Selain itu, keterbatasan infrastruktur penagihan di daerah terpencil takut bahwa mereka akan membahayakan kendaraan listrik di luar Pulau Jawa.
Jika kebijakan ini ingin membuat pengaruh yang luas dan adil, upaya serius oleh pemerintah diharuskan untuk mempercepat pertumbuhan infrastruktur listrik, terutama di daerah dengan akses terbatas ke listrik. Ini dirancang sehingga semua tingkat perusahaan dapat merasakan manfaat insentif kendaraan listrik sehingga adopsi kendaraan listrik dapat beroperasi dengan lancar.
Tantangan untuk menangani limbah baterai mobil listrik
Meskipun kendaraan listrik dianggap sebagai solusi ramah lingkungan, limbah baterai yang dihasilkannya berpotensi menciptakan masalah lingkungan baru. Baterai mobil listrik mengandung logam berat dan bahan kimia berbahaya. Jika tidak mengelola dengan benar, limbah ini dapat menginfeksi tanah dan air, membahayakan ekosistem dan menyebabkan kesehatan bagi komunitas yang terpapar.
Kekhawatiran ini bahkan lebih buruk daripada program untuk mempercepat kendaraan listrik tanpa disertai dengan kesiapan infrastruktur untuk mengatasi limbah yang tepat.
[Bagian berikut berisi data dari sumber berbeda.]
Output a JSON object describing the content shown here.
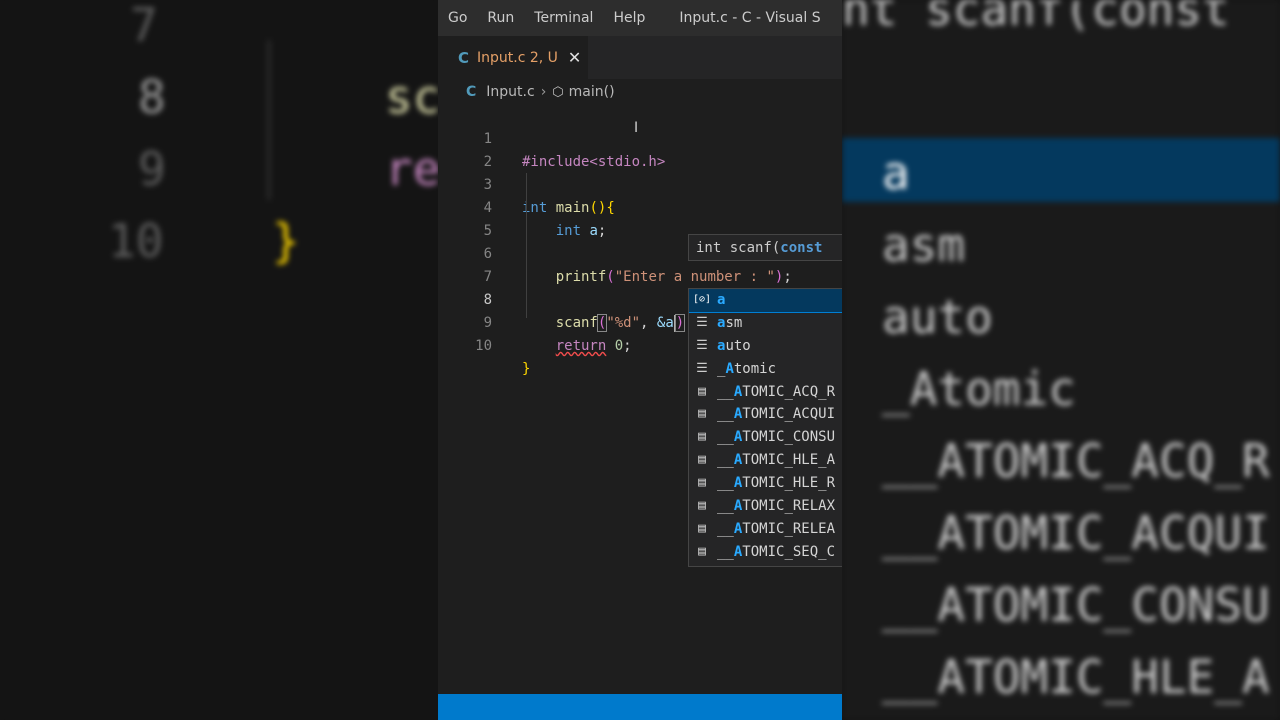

Meskipun kebijakan ini bertujuan untuk mengurangi emisi mobil yang dapat diterima, mobil listrik yang tinggi akan membuat setumpuk limbah baterai di tahun -tahun mendatang.
Oleh karena itu, kebijakan adopsi kendaraan listrik harus disertai dengan upaya yang tepat untuk mengembangkan infrastruktur untuk mengobati limbah baterai. Tanpa sistem daur ulang atau pemrosesan limbah baterai yang efektif, Indonesia dalam bahaya menangani masalah lingkungan yang baru dan serius.
Melalui pendekatan ini, efek lingkungan negatif dapat diminimalkan sehingga transisi dapat dilakukan dalam energi yang lebih bersih dan berkelanjutan.
Kesimpulan
Akselerasi kendaraan listrik di Indonesia memiliki potensi besar untuk mengurangi polusi udara, tetapi keberhasilan kebijakan ini membutuhkan infrastruktur, transformasi energi, dan manajemen baterai orang dewasa. Tanpa upaya ini, kebijakan ini dalam bahaya kecepatan karena dampak lingkungan dan sosial yang tidak terduga secara lingkungan.
Ikuti saluran Kanalin Inspliation.com di WhatsApp.